Debra Fileta is a Professional Counselor, speaker, and author of the book True Love Dates: Your Indispensable Guide to Finding the Love of Your Life, where she writes candidly about dating, relationships, and how to find true love. She’s also the creator of this True Love Dates Blog Connect with her on Facebook or Twitter

Comments

  1. How about single and being 60 never married? Very painful to have prayed for marriage for 40 plus years and God has not brought a husband to me and still the desire is very strong

  2. Hi Debra. Once again, a brilliant article. I really enjoyed what you had to say about single 20 somethings enjoying the present. I have found that enjoying the present has really turned my life around and now I am more open to things of God. I am a 29 year old man, almost 30 in a couple of months, and I am really enjoying my singleness at this point in time. I enjoy spending time with friends and helping those in need, but my most important relationship has been with God. As Paul says, my God will supply all of my needs according to His riches in glory in Christ Jesus. And more than that, as the Psalmist says, delight in the Lord, and He will give you the desires of your heart. I do not want to deny that I don’t feel the pain of being single, but as I write this comment, my needs are met and my desires have been given. I now enjoy a life of peace and joy because of who God is. It has not come easily, but I am glad I am where I’m at at this point in my life.

  3. “Why is it then, that there are so many 20-year-olds feeling like they need to catch the marriage boat before the clock strikes midnight and they turn the dreaded 3-0?”

    I believe it’s because your best chances to meet someone are during these years; college, etc. The older you get, the fewer people without baggage are left to marry. While it may sound cruel to say “baggage”, let’s be honest enough to admit most of us are looking for someone with as little issues or children from a previous relationship, because those things complicate marriage–tough enough in our day without extra concerns/stress that we didn’t cause.

    I look forward to your other posts on this subject–it’s a huge subject!

  4. I’ll say this reading this article was very tough to read especially since I just took the quiz and my results were a big fat RED. I do feel this is vital advice for me to go and enjoy my life to the fullest and stop feeling caught up in my emotions because I don’t have a man to share my day with.
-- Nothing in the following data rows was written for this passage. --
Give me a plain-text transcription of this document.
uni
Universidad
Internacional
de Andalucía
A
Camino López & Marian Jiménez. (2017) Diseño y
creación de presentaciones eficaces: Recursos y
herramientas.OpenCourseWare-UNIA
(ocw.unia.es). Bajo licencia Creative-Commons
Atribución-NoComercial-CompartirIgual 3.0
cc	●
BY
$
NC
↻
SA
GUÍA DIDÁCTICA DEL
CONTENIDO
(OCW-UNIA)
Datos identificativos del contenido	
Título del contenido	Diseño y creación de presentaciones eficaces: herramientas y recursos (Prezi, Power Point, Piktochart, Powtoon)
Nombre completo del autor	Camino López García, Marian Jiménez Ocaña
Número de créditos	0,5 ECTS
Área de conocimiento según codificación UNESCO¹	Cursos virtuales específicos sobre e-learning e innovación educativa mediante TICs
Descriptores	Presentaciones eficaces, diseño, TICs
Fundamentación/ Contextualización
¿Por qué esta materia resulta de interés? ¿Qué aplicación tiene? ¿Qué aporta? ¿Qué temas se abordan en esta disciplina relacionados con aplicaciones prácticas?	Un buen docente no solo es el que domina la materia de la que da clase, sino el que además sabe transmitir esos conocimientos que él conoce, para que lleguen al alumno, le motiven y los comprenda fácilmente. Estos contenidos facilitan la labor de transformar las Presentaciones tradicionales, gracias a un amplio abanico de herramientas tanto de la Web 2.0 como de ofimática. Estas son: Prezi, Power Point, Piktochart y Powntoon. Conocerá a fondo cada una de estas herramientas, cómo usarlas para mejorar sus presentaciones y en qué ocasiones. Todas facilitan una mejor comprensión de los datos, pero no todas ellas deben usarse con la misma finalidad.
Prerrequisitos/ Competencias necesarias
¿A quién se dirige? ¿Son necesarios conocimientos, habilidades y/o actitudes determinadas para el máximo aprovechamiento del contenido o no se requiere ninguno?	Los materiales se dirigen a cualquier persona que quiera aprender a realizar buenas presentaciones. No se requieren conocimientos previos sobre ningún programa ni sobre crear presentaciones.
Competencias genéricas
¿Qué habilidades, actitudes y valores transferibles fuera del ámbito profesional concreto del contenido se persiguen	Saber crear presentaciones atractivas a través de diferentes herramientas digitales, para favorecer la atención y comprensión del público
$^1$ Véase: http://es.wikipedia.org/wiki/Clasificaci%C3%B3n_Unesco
I have a twin sister so I’m not really ever alone but I do need to learn to take time to understand and learn myself before I can really let a man get to know me which is what I take from the article.
    . As bitter as I feel right NOW I will take this article and really go live my life and not wait for the “ideal situation” to start enjoying my life. I serve a loving God who has healed, provided, and protects me constantly and if its not my season to have my man I really have to stop focusing on one thing and start being grateful for all the good things. My mom once told me Teffani don’t get bent out of shape because one string in the sweater is messed up because I’ll start to un appreciate the rest of the sweater and that God may have not given me something so I can focus on something else while He prepares the thing I want.

    1. Author

      Love your mom’s advice Teffani, and I really appreciate your honesty!! So good. I love your renewed perspective, may God give you everything you need to achieve that this week!

      1. Hi Debra! It’s amazing you work your doing here. I’m glad you’re allowing God use you to effectively and objectively tackle the issue of relationship and love. I pray He continues to use you to achieve even grater feats.

        Cheers!

  5. Great insights there..Am born-again,at 28 and never been in a relationship,though loneliness heightens sometimes and the thought of seeing my college and age-mates wedding does shake my thoughts little but the wisdom in your articles has kept my waiting strong&focused..I hope to enter into a relationship once&for all.